The 65-year-old president insists he won the election fairly and has ruled holding another poll. On Saturday he accused Nato of “trying to topple the authorities” and install a new president in Minsk.
He said he was moving troops to the country’s western borders to counter a Nato build-up in Poland and Lithuania, and vowed to “defend the territorial integrity of our country”.
Nato responded by saying it posed “no threat to Belarus or any other country”, and had “no military build-up in the region”.
“The regime is trying to divert attention from Belarus’s internal problems at any cost with totally baseless statements about imaginary external threats,” Lithuanian President Gitanas Nauseda told AFP news agency on Saturday.
Mr Lukashenko has also accused an opposition council – set up by Ms Tikhanovskaya to organise peaceful transition – of trying to seize power. Two of its members were questioned by police on Friday.
Belarus – the basic facts
Where is Belarus? It has Russia – the former dominant power – to the east and Ukraine to the south. To the north and west lie EU and Nato members Latvia, Lithuania and Poland.

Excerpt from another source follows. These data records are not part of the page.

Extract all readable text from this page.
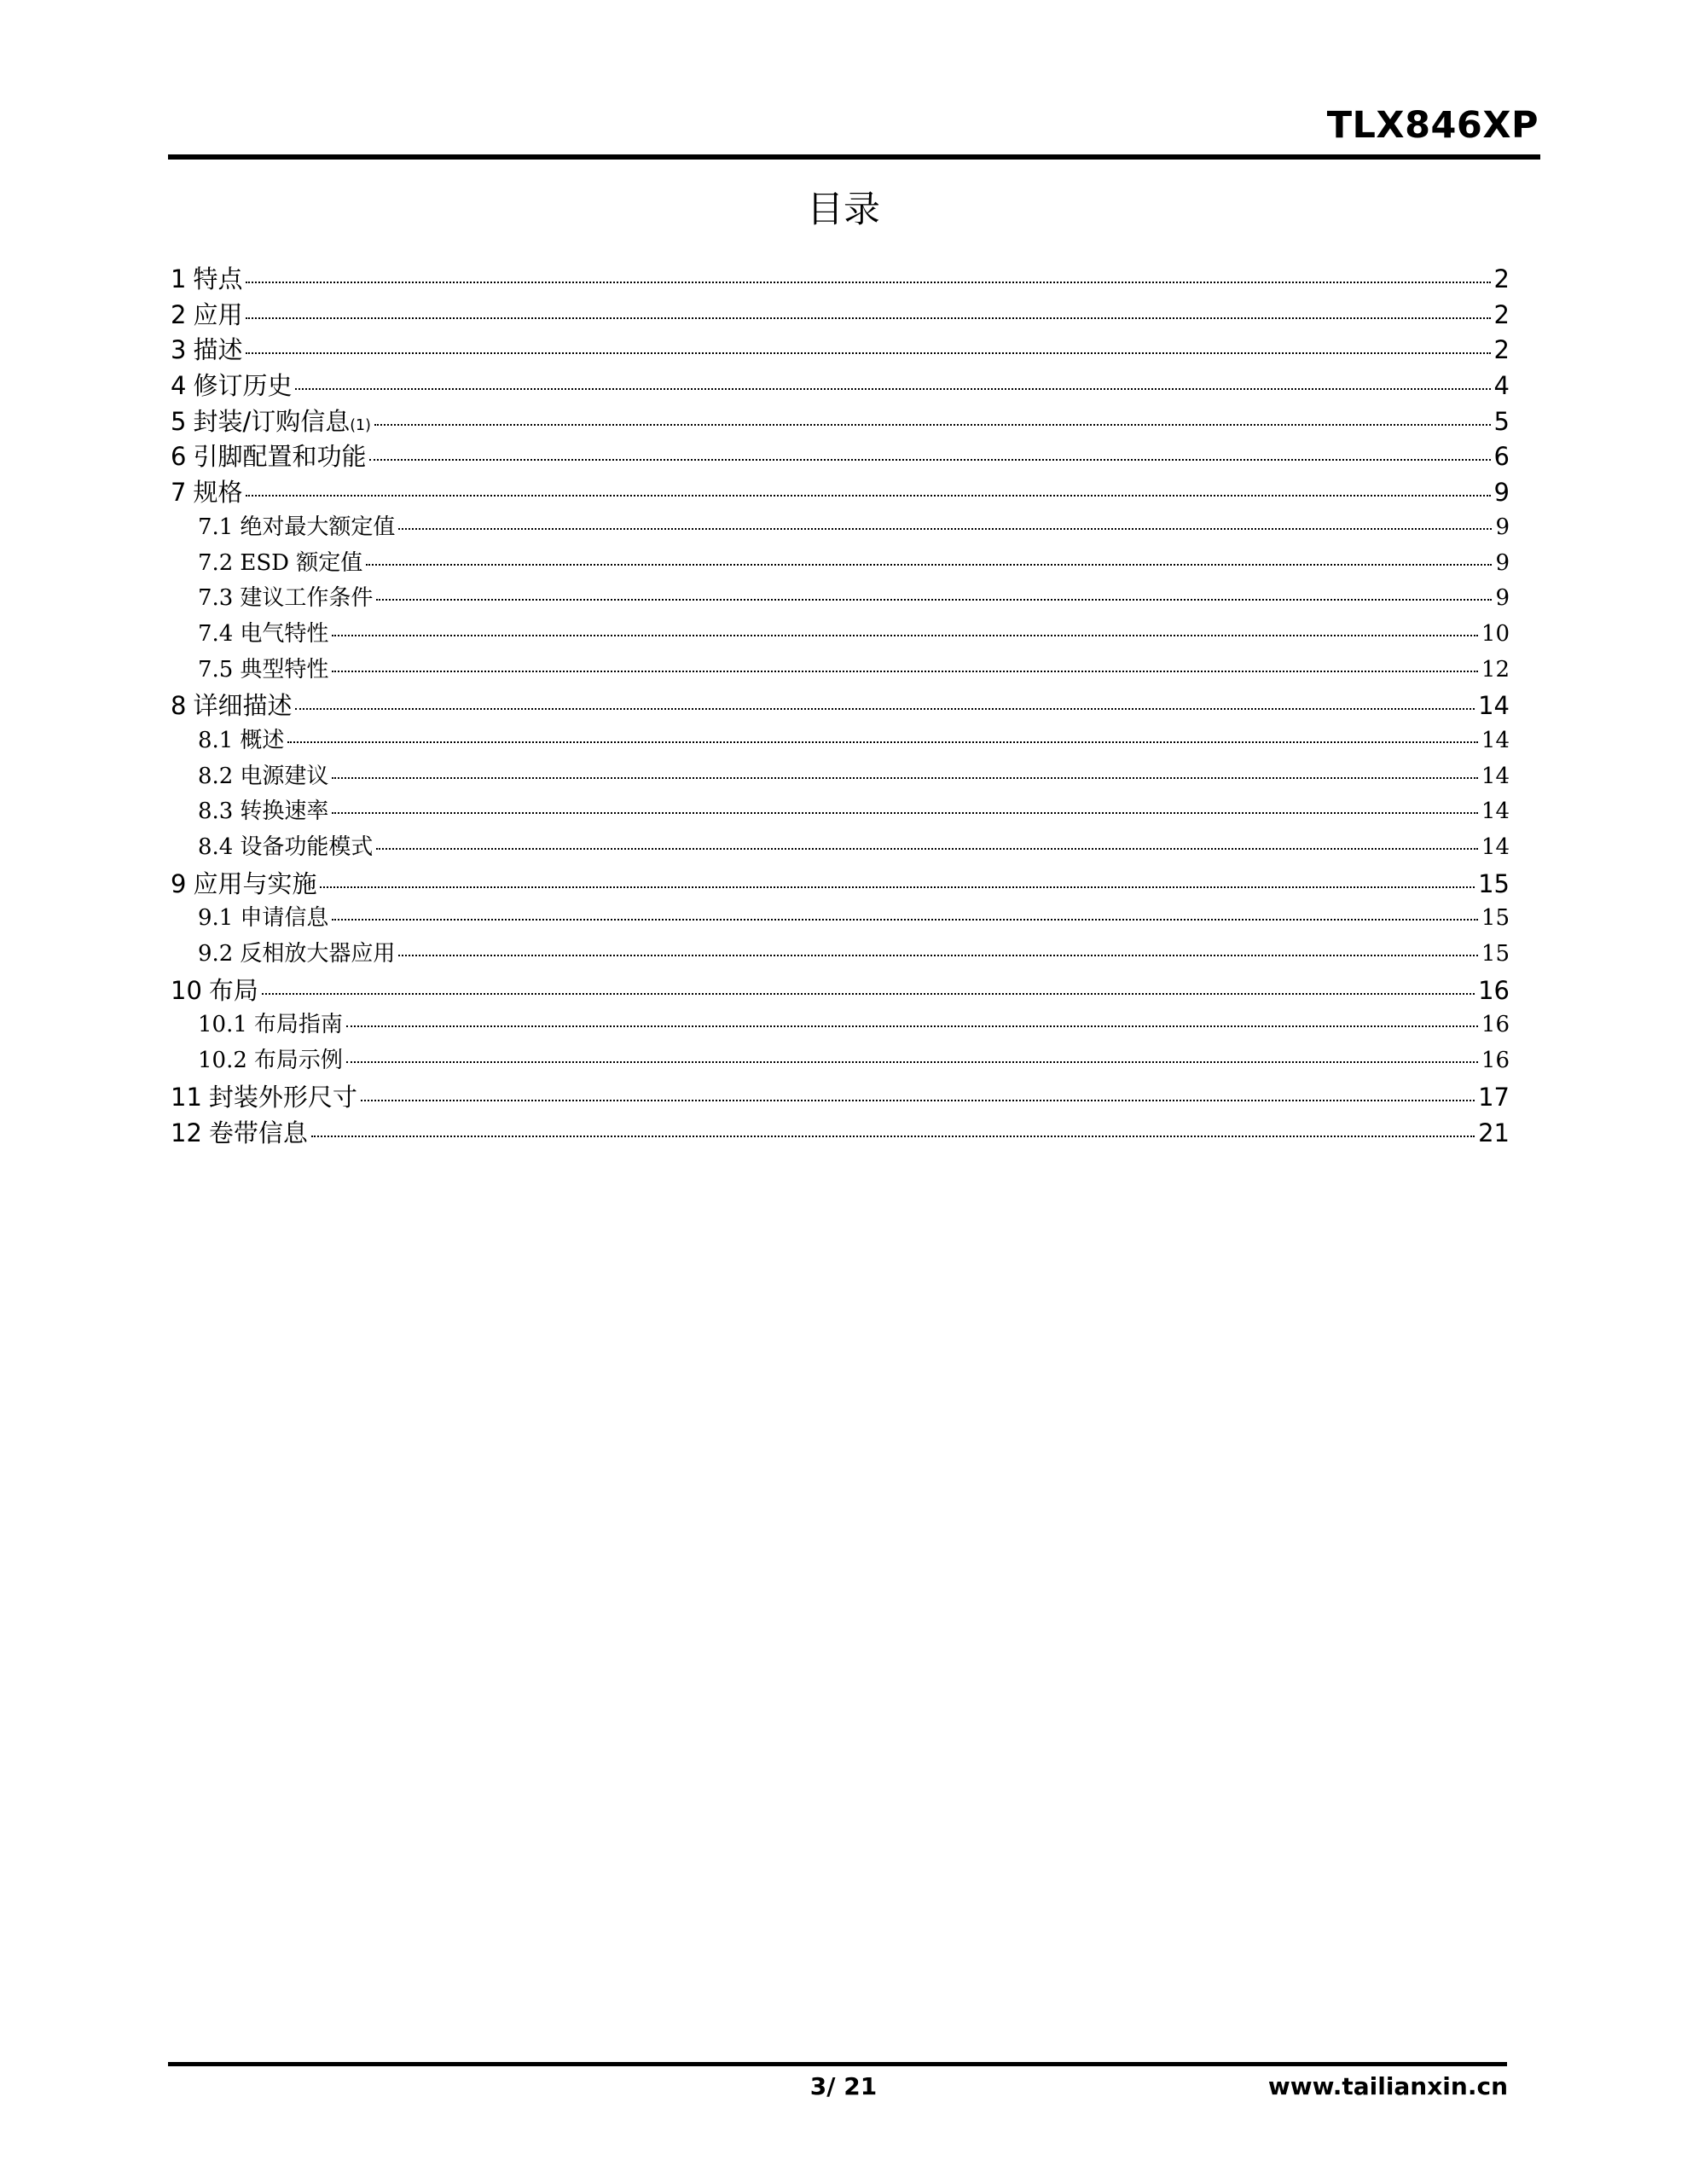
TLX846XP
目录
1 特点	2
2 应用	2
3 描述	2
4 修订历史	4
5 封装/订购信息$_{(1)}$	5
6 引脚配置和功能	6
7 规格	9
7.1 绝对最大额定值	9
7.2 ESD 额定值	9
7.3 建议工作条件	9
7.4 电气特性	10
7.5 典型特性	12
8 详细描述	14
8.1 概述	14
8.2 电源建议	14
8.3 转换速率	14
8.4 设备功能模式	14
9 应用与实施	15
9.1 申请信息	15
9.2 反相放大器应用	15
10 布局	16
10.1 布局指南	16
10.2 布局示例	16
11 封装外形尺寸	17
12 卷带信息	21
3/ 21	www.tailianxin.cn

Why does it matter? Like Ukraine, this nation of 9.5 million is caught in rivalry between the West and Russia. President Lukashenko, an ally of Russia, has been referred to as “Europe’s last dictator”. He has been in power for 26 years, keeping much of the economy in state hands, and using censorship and police crackdowns against opponents.
What’s going on there? Now there is a huge opposition movement, demanding new, democratic leadership and economic reform. Mr Lukashenko’s supporters say his toughness has kept the country stable.